Much racist antiwhite speech like this tweet is generated by educated black women angry at the black men in their lives for acting like lazy knuckleheads. But they can’t say that, so they rechannel their rage into that politically correct defamation of whites that holds together the Democratic Party’s Coalition of the Margins.
Keep recycling "Noticing" for those too parsimonious and ADHD to read the whole thing
It is amazing how they just make stuff up. Black women face higher risks but not from police. Ignoring this and cutting back on police means more dead black women (and their children) but I guess Kimberley Crenshaw (like BLM( doesn't care about that.

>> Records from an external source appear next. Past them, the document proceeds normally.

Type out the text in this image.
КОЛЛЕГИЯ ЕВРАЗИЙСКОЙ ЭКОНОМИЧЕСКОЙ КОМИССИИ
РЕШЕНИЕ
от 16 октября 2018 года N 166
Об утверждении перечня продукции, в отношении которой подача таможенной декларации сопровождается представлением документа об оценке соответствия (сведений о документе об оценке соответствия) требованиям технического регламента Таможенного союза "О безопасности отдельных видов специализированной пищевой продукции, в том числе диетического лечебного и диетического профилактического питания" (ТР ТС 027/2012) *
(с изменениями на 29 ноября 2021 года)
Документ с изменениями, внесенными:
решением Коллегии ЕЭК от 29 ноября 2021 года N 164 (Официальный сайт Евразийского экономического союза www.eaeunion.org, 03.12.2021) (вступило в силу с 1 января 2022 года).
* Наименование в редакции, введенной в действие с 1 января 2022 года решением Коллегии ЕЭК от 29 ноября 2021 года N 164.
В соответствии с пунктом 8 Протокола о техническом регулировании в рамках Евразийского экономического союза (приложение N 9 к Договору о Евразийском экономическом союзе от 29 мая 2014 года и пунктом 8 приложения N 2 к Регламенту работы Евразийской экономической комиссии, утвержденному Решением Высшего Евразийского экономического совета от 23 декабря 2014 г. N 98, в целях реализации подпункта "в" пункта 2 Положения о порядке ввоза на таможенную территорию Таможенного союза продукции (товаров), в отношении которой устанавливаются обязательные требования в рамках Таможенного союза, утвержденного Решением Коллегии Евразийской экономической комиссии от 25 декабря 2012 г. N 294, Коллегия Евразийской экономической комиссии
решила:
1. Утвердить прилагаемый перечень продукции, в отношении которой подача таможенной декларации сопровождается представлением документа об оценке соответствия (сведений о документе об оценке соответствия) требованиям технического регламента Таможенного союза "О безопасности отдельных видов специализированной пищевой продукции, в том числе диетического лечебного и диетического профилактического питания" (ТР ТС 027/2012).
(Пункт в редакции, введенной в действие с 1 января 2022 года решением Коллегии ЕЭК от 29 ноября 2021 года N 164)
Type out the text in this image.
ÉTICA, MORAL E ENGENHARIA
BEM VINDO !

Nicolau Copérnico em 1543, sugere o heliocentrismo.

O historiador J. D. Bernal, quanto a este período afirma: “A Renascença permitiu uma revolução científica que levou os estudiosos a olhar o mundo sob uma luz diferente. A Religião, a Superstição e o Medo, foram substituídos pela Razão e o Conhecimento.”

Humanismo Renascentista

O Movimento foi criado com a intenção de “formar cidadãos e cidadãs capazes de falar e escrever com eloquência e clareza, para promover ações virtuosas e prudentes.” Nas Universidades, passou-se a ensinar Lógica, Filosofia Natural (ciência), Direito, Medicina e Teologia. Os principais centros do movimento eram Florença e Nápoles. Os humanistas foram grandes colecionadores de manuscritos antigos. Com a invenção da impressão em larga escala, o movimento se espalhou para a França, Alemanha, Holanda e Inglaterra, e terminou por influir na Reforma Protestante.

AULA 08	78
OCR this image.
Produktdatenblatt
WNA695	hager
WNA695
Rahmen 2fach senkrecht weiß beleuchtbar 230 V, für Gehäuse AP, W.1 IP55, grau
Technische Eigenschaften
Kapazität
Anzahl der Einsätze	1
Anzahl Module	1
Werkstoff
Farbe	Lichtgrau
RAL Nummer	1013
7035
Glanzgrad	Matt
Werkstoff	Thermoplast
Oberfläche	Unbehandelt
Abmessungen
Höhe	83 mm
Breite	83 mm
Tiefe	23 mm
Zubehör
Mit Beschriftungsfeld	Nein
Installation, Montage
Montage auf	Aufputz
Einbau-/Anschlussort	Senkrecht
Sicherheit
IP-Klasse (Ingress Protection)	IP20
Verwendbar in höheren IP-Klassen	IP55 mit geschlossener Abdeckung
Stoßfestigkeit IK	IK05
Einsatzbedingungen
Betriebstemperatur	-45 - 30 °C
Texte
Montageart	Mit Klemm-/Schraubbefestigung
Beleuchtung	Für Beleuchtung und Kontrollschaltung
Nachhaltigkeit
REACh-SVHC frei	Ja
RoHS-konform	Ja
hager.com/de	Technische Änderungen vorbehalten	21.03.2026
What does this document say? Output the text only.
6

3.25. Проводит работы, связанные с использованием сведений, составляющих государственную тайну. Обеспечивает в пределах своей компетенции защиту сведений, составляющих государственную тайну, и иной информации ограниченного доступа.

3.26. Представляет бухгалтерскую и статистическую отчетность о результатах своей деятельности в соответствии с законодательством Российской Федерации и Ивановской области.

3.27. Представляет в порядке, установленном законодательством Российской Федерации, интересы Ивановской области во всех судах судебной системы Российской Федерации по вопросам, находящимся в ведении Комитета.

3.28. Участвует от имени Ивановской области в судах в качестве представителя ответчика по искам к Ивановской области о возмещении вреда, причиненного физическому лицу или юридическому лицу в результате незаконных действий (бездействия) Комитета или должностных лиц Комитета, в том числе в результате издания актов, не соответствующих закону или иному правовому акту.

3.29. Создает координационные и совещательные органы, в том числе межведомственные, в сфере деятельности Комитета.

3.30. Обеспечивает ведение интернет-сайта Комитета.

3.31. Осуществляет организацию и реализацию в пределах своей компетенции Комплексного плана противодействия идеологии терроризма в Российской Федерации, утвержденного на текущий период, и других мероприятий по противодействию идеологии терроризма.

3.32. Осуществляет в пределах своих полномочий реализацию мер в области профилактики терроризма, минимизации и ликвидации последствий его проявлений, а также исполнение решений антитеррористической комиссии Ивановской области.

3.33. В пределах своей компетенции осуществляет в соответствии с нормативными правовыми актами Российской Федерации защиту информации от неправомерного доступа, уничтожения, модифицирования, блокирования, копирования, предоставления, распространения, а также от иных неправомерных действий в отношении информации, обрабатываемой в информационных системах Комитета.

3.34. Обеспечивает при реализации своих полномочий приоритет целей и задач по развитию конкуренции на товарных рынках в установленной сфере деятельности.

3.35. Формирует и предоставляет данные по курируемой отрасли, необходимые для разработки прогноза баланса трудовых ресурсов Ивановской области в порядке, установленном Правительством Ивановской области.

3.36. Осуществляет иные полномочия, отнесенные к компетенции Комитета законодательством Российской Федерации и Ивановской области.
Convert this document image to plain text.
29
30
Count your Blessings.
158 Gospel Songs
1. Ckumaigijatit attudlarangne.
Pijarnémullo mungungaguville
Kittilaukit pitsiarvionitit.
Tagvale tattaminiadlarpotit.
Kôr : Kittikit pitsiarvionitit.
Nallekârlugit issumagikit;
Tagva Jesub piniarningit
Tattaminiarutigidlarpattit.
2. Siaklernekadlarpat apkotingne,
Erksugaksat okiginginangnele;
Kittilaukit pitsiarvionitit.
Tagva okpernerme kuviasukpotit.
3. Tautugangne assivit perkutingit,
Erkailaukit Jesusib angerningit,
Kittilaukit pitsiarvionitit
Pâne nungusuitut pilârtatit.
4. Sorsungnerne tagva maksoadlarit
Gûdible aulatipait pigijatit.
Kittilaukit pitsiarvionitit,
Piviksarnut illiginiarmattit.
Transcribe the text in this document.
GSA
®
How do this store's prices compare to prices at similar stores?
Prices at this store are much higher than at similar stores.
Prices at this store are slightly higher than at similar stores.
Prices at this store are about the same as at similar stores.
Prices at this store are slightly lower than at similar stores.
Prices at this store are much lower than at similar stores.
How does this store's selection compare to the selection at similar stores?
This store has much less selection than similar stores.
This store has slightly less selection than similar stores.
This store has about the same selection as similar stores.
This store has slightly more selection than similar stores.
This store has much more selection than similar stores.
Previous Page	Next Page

I used to do research on gender and race when I was an academic. I actually compared black women, white women and black men to white men and estimated how their compensation varied with tenure (length of time at a job) and experience (years in the job market). The paper was not a big hit and my coauthor changed the emphasis to get it in a more left journal but can be found here:
https://www.tandfonline.com/doi/abs/10.1080/13504850110097385
What we found (using data from the 1980s) is controlling for education levels (although not majors) and years in the labor market, were that on average
1. Black men earned about 10% less than white men.
2. White women earned about 30% less then white men
3. Black women earned the same as white women so 30% less than white men.
I didn't have enough data to do hispanics or Asians unfortunately.
It would be interesting to get newer data and see how that changed. I have never seen much evidence of intersectionality in a broad based data set but purportedly there is a new work on STEM workers which shows some. I haven't seen it yet though.